= How Some Children Played at Slaughtering =

Set of two stories from Grimm's Fairy Tales

"How Some Children Played at Slaughtering" (German: Wie Kinder Schlachtens miteinander gespielt haben, also translated as "How children played slaughtering together") is a set of two anecdotes from Grimm's Fairy Tales. It was removed from the book in the second edition, and is missing from most modern editions as well.

== Synopsis ==
- Part One
 In a city named Franecker, located in West Friesland, a group of young children (around 5 or 6 years of age) play at being a butcher, a cook, a cook's assistant, etc., and kill a child who pretends to be a pig. The child who played as "the butcher" is arrested and charged for murder, but the town council is unsure if such a young child should be punished.
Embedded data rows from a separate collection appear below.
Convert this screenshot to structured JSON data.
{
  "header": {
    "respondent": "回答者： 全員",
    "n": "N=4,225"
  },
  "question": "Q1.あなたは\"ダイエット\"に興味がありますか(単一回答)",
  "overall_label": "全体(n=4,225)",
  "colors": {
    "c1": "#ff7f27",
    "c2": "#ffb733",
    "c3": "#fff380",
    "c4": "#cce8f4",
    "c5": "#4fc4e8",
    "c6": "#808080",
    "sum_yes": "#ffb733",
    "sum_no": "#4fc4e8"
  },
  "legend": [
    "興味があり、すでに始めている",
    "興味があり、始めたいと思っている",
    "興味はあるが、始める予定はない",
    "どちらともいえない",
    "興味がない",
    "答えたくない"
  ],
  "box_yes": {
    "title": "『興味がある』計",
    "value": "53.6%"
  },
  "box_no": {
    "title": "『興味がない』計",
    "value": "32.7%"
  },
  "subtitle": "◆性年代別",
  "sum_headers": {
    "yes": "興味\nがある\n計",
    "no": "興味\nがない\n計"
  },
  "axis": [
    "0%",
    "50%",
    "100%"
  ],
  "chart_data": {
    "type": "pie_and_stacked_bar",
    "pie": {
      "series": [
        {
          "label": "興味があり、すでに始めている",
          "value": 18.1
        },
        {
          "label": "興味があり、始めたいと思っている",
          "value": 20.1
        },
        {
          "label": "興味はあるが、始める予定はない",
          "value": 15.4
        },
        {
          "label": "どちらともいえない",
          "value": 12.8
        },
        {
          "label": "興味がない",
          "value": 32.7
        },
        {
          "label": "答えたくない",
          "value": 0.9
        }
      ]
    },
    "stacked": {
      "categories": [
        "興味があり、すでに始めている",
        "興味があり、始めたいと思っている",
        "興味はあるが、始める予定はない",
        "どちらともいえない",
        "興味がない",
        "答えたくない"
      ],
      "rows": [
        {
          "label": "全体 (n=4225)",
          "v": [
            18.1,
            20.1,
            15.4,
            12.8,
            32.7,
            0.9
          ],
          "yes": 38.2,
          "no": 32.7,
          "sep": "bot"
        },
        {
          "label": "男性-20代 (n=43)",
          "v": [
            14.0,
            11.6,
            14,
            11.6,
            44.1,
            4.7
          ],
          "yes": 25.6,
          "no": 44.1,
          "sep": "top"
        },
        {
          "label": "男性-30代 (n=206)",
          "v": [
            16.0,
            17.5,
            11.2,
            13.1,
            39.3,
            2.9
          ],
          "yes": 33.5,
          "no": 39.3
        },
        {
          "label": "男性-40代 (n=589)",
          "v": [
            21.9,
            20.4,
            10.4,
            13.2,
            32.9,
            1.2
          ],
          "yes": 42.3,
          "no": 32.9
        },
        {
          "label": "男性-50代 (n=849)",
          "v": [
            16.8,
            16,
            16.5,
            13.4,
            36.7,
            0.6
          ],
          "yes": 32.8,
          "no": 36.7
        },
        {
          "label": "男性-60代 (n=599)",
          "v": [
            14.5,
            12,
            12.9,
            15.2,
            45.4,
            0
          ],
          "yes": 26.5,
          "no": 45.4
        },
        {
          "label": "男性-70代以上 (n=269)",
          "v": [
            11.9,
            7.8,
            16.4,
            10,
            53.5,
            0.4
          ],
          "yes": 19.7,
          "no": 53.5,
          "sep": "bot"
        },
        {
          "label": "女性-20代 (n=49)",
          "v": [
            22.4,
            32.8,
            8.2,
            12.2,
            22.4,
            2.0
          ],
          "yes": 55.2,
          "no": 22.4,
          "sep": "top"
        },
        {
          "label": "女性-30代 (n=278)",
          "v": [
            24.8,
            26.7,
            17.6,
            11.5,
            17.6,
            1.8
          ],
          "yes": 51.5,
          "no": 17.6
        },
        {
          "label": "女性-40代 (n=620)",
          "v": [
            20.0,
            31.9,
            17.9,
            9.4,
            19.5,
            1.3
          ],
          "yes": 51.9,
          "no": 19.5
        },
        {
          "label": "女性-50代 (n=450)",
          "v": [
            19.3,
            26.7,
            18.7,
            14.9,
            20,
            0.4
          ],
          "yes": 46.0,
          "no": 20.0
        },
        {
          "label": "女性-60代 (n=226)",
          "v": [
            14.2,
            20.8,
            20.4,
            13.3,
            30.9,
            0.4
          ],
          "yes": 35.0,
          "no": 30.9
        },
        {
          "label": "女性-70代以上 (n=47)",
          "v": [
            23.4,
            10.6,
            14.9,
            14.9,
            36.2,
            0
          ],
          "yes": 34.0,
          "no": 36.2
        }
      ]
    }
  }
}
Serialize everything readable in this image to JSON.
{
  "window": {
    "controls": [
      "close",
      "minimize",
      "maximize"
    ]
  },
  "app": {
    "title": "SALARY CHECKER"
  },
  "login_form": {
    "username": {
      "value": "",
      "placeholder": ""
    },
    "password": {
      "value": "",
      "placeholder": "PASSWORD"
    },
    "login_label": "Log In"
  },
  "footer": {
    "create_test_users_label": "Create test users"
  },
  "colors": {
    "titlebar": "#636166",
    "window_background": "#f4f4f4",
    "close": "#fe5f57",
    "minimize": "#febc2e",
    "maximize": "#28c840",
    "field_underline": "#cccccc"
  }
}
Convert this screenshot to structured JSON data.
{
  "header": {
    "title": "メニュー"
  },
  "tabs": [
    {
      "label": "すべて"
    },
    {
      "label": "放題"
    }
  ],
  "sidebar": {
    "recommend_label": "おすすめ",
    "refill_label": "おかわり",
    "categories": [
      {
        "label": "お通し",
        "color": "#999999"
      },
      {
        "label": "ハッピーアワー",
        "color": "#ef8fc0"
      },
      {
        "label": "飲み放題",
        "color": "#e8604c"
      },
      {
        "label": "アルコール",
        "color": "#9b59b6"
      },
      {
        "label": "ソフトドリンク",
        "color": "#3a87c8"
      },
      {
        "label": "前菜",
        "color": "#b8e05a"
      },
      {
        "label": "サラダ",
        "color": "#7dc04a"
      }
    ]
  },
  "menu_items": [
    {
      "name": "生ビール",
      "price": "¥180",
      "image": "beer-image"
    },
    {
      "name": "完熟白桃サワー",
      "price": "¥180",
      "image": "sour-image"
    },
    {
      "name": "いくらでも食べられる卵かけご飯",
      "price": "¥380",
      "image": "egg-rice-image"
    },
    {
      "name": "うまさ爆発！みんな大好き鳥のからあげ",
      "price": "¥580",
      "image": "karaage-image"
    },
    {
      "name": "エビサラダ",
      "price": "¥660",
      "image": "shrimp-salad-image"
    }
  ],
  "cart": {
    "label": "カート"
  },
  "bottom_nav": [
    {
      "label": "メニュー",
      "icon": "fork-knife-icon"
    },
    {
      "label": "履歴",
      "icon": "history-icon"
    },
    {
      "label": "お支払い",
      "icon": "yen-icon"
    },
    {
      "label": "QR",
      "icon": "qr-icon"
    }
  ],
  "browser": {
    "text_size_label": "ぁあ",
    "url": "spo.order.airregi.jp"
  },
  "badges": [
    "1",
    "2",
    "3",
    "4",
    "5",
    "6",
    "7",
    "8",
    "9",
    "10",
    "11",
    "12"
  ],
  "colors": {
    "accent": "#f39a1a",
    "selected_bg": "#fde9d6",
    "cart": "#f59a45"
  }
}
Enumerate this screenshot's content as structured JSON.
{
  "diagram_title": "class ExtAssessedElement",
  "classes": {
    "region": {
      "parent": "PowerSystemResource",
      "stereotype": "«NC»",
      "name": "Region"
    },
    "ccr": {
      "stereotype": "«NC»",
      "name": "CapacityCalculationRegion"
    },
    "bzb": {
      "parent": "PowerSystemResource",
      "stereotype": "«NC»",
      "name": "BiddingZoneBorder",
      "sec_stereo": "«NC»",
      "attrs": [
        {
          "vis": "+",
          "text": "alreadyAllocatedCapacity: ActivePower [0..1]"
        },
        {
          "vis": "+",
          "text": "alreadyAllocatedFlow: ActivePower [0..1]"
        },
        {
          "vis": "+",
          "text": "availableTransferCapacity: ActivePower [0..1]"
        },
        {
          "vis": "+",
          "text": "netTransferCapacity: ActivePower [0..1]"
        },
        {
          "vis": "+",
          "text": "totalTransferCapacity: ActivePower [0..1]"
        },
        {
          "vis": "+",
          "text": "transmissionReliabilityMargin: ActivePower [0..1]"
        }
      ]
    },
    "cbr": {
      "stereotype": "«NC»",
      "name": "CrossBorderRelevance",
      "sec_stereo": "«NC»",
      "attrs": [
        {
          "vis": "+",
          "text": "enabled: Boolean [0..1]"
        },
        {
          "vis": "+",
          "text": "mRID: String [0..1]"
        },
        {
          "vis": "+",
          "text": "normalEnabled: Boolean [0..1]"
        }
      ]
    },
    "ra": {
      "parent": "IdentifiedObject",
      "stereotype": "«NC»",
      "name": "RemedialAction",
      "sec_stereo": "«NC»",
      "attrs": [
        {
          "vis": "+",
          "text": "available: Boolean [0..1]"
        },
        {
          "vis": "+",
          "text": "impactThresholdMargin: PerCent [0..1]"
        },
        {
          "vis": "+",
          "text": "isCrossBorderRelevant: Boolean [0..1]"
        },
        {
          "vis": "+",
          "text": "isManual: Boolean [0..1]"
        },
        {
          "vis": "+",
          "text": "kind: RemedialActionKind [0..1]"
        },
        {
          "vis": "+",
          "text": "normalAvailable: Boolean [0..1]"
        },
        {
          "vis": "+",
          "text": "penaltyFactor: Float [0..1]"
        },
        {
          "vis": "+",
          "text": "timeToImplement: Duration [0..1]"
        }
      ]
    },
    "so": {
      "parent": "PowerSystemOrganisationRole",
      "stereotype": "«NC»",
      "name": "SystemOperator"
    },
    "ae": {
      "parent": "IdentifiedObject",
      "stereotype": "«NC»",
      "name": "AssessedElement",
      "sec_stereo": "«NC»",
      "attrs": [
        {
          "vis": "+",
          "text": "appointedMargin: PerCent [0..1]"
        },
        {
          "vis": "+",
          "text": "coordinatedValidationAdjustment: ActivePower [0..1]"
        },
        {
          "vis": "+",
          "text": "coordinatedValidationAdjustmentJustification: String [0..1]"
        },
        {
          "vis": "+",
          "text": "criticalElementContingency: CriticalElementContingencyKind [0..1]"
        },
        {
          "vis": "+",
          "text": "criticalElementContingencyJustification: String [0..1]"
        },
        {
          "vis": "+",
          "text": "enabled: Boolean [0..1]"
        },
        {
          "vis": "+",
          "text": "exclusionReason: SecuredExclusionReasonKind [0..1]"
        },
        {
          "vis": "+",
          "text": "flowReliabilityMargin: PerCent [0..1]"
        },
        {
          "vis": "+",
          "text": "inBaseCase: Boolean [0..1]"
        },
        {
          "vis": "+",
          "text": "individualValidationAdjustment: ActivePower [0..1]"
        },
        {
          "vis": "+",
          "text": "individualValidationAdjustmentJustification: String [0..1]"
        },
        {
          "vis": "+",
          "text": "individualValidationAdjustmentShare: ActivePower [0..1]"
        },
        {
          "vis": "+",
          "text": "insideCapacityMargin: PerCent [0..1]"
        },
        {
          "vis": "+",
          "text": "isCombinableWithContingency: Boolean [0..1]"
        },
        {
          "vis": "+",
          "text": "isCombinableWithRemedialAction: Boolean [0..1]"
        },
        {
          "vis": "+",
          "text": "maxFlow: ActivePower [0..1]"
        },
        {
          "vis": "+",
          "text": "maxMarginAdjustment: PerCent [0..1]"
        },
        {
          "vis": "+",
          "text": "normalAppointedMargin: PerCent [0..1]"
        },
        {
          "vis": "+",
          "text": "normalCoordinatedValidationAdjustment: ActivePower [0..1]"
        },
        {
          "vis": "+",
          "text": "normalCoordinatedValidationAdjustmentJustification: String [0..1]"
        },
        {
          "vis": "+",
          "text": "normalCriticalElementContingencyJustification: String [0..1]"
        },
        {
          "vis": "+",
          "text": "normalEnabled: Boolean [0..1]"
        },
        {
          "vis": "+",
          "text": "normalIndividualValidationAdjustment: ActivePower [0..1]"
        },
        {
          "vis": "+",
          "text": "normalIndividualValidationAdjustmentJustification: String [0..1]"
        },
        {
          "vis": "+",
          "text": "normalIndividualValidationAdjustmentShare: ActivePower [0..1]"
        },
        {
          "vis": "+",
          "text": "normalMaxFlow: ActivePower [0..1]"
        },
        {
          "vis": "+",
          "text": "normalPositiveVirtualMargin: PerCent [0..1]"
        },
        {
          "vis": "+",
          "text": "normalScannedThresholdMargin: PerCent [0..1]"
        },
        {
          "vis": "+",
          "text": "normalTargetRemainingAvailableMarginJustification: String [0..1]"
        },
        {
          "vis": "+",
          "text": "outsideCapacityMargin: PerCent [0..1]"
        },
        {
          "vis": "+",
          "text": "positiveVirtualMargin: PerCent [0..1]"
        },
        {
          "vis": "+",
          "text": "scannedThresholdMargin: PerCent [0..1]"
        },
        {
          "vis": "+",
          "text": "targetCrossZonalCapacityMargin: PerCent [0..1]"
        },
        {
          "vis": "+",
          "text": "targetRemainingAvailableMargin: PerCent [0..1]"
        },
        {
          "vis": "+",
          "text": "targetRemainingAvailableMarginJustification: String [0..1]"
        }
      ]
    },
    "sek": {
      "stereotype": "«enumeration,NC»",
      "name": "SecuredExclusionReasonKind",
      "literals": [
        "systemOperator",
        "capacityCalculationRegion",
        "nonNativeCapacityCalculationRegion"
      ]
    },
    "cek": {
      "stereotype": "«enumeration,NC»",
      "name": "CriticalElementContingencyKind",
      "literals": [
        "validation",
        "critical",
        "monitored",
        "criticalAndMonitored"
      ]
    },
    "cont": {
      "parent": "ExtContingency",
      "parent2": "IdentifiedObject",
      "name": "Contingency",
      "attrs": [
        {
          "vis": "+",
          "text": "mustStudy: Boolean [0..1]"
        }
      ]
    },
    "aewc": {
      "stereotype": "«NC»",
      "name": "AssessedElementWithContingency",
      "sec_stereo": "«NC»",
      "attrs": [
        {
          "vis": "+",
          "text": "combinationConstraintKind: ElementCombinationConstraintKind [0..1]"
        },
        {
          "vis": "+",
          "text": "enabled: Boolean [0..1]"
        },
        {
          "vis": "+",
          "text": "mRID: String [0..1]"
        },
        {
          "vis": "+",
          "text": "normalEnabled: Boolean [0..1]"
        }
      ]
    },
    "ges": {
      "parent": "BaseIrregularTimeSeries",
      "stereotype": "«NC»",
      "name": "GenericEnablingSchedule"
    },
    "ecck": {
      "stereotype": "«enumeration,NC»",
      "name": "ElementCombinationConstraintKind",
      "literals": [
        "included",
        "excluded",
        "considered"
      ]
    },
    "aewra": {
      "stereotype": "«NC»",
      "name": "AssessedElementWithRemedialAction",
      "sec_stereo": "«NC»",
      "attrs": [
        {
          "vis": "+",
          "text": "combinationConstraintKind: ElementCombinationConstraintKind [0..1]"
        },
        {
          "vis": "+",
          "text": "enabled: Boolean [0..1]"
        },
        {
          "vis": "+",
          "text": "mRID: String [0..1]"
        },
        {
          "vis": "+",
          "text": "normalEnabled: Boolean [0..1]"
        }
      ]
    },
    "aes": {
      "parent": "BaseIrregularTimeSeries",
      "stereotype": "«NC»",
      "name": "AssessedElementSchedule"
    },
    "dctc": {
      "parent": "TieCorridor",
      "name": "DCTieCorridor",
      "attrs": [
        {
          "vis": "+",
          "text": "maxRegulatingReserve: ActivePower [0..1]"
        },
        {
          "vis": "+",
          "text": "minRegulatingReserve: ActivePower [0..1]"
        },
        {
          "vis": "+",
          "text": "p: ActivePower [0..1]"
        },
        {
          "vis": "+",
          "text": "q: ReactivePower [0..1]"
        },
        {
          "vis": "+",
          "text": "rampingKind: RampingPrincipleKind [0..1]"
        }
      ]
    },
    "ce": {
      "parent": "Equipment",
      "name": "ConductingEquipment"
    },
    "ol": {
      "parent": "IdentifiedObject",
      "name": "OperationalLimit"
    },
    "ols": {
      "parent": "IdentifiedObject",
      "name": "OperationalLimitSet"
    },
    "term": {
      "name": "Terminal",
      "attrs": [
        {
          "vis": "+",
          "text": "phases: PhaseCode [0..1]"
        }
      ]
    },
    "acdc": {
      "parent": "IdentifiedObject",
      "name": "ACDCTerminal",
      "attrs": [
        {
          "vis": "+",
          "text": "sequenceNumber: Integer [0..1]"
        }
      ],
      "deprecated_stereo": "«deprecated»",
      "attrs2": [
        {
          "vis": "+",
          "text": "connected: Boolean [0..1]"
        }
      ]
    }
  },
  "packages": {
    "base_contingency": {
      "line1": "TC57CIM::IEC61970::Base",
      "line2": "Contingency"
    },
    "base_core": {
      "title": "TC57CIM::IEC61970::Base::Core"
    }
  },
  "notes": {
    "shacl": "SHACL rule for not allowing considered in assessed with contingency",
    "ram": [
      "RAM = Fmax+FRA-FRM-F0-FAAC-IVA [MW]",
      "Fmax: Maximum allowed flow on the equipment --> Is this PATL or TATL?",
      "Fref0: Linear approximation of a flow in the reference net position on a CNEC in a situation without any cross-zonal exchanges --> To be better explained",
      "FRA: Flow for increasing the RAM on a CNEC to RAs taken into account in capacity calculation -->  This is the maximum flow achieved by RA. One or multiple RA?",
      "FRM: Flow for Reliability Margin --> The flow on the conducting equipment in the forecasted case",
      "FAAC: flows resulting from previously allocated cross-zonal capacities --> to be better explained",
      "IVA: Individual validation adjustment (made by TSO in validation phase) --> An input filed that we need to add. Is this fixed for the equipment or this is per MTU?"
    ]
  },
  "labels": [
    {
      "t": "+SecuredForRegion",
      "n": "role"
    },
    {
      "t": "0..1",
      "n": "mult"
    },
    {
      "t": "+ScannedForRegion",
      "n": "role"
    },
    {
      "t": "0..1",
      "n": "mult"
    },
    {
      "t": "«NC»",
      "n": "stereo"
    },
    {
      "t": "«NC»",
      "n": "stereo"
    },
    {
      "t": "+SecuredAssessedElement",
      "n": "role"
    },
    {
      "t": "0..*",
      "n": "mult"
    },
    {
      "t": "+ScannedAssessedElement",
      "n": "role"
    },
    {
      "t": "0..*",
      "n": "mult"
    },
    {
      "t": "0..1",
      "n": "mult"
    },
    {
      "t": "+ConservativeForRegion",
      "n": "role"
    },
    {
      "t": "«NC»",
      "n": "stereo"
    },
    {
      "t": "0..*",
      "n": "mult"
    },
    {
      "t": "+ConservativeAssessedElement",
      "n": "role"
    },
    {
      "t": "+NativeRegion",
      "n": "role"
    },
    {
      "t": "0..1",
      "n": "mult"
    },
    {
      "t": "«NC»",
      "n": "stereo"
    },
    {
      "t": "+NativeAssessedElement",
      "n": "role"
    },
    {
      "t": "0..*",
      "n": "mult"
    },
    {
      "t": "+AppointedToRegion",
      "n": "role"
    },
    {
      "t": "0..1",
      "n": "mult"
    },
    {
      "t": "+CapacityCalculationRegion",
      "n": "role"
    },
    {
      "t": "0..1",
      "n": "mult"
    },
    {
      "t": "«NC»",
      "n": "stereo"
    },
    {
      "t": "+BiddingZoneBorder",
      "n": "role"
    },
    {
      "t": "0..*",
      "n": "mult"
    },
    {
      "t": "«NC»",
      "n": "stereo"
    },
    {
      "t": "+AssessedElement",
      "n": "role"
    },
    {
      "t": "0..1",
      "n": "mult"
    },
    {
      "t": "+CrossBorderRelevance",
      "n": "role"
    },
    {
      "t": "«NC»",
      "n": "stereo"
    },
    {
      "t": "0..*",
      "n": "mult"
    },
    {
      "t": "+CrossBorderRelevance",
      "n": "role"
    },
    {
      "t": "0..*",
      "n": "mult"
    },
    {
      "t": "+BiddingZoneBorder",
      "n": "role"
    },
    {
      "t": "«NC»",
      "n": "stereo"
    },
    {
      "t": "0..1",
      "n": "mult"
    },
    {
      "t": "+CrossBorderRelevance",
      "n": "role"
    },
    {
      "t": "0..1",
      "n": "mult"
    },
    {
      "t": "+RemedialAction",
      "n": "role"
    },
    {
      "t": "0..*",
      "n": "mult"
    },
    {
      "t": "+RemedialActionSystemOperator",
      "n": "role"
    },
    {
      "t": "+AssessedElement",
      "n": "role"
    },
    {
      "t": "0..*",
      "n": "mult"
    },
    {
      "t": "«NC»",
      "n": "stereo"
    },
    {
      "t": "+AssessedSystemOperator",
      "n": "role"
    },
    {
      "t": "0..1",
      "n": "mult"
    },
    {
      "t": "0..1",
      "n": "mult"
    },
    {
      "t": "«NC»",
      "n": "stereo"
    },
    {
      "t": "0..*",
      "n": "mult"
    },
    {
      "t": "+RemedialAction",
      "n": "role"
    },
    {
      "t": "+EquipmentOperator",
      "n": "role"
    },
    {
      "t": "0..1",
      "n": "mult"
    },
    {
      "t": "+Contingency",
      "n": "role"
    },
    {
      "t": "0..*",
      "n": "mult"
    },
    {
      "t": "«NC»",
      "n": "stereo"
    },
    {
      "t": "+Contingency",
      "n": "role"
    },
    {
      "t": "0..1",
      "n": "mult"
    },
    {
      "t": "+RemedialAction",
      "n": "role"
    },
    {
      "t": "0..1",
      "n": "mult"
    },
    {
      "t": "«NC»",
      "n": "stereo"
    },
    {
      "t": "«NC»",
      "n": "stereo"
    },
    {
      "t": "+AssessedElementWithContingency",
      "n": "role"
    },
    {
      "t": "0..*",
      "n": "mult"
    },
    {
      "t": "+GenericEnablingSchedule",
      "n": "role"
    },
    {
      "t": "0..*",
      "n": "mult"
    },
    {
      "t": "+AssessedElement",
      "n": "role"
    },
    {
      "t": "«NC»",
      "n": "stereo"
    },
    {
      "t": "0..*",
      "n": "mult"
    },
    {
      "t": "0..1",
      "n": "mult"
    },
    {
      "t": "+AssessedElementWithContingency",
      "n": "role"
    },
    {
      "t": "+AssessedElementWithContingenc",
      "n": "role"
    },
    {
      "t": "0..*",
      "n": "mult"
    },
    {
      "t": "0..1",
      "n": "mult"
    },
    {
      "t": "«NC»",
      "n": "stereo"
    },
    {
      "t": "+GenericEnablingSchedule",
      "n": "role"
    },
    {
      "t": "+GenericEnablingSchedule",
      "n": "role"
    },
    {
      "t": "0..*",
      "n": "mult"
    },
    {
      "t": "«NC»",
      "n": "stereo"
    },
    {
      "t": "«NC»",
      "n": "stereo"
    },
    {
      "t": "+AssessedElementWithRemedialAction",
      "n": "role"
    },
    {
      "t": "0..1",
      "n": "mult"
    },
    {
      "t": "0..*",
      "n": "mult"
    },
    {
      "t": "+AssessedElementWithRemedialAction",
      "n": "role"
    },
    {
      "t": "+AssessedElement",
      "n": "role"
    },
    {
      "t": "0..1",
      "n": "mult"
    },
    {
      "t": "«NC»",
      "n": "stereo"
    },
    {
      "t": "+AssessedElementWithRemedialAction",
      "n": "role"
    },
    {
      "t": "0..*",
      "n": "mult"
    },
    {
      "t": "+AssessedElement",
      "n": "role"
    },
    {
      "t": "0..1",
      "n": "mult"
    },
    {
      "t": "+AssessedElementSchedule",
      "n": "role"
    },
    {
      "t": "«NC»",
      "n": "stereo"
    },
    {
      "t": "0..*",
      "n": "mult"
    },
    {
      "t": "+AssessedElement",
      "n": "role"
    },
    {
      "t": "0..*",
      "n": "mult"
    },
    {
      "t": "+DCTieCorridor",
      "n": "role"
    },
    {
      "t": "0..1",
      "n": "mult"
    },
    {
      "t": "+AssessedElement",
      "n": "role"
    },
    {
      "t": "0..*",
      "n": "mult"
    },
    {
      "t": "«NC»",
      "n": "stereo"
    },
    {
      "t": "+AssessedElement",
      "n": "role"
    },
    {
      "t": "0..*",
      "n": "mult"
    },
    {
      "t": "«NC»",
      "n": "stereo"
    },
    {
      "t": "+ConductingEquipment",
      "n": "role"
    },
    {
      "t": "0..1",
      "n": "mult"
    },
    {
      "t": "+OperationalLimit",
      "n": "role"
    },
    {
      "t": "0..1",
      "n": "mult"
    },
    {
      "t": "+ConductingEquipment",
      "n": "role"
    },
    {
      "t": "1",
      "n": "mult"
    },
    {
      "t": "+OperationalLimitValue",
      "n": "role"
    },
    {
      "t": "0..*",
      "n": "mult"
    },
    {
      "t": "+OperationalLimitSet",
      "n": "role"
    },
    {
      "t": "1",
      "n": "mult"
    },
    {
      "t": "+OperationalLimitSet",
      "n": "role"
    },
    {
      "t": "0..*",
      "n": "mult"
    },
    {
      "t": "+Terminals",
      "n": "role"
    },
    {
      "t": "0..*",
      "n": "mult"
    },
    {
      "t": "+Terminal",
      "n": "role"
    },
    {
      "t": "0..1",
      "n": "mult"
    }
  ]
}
An old, wise councilor finally comes up with a special method to decide if the child is guilty or not. He brings a ripe apple and an expensive gold coin, held one in each hand, and let the child choose between them. If the "butcher" chose the apple (proving that the child still had a completely naive mind), then he would be innocent, and would be free to go; if he chose the gold coin (proving that a more abstract understanding of values had already developed in the child), the child would be guilty and hanged for murder. "The butcher" chooses the apple without any hesitation. Therefore, he is released and all charges are dropped.

- Part Two
 One day, two brothers see their father killing a pig. While imitating the slaughter, the older brother kills his younger brother. Their mother, who is busy giving the baby a bath, hears her child scream and abandons the baby. When she sees what her eldest child did, she takes the knife out of her younger son's throat, and in her rage stabs her older son in the heart. She then discovers the baby had drowned in the tub. Feeling inconsolable desperation, she commits suicide by hanging herself. After a long day of work in the field, the father comes home. He discovers that his whole family is dead, and soon also dies from sadness.